Rastriya Shakti Nepal boasts that it has donors from over 16 countries, representatives in over 60 districts, a women’s wing, and a student wing. Bista believes that Rastriya Shakti Nepal (“not a political party, but a national campaign”) has the potential to bring different anti-secularism and pro-monarchy groups together for a common cause, but his talking points illustrate the lack of coherence in the movement.

Bista says that Rastriya Shakti Nepal supports a constitutional monarchy with political parties, the end of federalism, and the reinstatement of Hinduism as the national religion. Bir Gorkhali, meanwhile, appears to idolise Nepal’s military history while supporting constitutional monarchy, the reinstatement of the 1990 Constitution, and the abolition of all political parties, a view that Shiv Sena Nepal appears to share. Rastriya Ekata Abhiyan supports the reinstatement of Hinduism as the national religion, but not constitutional monarchy.

It is clear that the groups organising rallies across the country don’t all share common goals. They appear more bound by a shared nostalgia for a mythic past when there was supposed progress and prosperity than by any clear political vision of the future.

The fact that Gyanendra Shah serves more as a symbol than an actual political player in calls to “restore the king to the throne” is another reason why it is difficult to take these organisations seriously as a political force. None of the group representatives that The Record spoke with said that they had any contact with Gyanendra Shah. 

“We have not even met king Gyanendra or sought his advice. We are doing this all on our own. The king might have noticed our activities, but that’s another thing,” Saurav Bhandari of Bir Gorkhali told Republica in December. 
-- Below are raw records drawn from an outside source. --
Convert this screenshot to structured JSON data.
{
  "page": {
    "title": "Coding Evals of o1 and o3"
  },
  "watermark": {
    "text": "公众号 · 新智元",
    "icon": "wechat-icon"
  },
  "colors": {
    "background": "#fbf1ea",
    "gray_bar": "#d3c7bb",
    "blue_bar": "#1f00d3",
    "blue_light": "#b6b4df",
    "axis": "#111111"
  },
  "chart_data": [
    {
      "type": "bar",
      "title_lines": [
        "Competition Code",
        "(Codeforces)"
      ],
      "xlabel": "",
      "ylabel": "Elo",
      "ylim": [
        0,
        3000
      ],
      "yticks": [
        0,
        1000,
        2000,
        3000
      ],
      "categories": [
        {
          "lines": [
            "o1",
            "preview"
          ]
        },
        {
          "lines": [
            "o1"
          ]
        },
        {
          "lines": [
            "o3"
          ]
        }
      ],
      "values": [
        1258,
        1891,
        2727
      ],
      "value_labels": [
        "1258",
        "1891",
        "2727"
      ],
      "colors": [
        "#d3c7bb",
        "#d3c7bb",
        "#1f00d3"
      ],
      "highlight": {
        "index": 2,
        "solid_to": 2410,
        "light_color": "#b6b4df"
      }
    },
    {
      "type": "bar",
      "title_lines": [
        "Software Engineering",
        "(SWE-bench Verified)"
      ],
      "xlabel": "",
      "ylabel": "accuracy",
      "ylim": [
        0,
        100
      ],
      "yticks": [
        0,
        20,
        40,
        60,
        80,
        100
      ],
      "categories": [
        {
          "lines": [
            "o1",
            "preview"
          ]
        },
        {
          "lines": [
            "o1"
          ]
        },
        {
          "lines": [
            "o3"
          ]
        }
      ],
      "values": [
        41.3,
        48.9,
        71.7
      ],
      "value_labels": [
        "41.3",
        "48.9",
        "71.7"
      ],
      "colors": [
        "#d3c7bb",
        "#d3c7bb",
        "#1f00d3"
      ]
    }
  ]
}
When asked what it would take for the different royalist groups to come together, Shiv Sena spokesperson Pandey answered in the manner of reciting a religious parable: “One day, very soon I think, we will receive an order from the durbar about the reinstatement of the 1990 constitution. Then we will come together to make sure that his majesty is restored to the throne.”

Despite the visibility these rallies have afforded the pro-monarchy, anti-secularism movement, many political analysts do not believe they have any real staying power. 

According to JB Biswakarma, chairperson at Dignity Initiative, a Dalit rights organisation, royalist groups are a worrying development, but they are not a real threat to democracy.   

“We can see that Oli does not have any sort of commitment to secularism, equal representation, or even democracy. It is a good time for conservative forces to espouse regressive ideas. But Nepalis have fought too hard and too long for democracy. Some might be trying to see if they can get back to doing daman ko rajniti (politics based on oppression), but I really don’t think different caste and religious groups will accept autocratic rule again,” Biswakarma said.

But political analyst Gautam cautions against wholesale dismissal of these movements. Although there is little chance that royalists can come into power through democratic processes, they share ideological kinship with people who are currently in power, he said.

“Conservative political forces, the royalists as well as the people in power, can try to execute their agenda through illegitimate means,” said Gautam. “It is always good to remain vigilant.”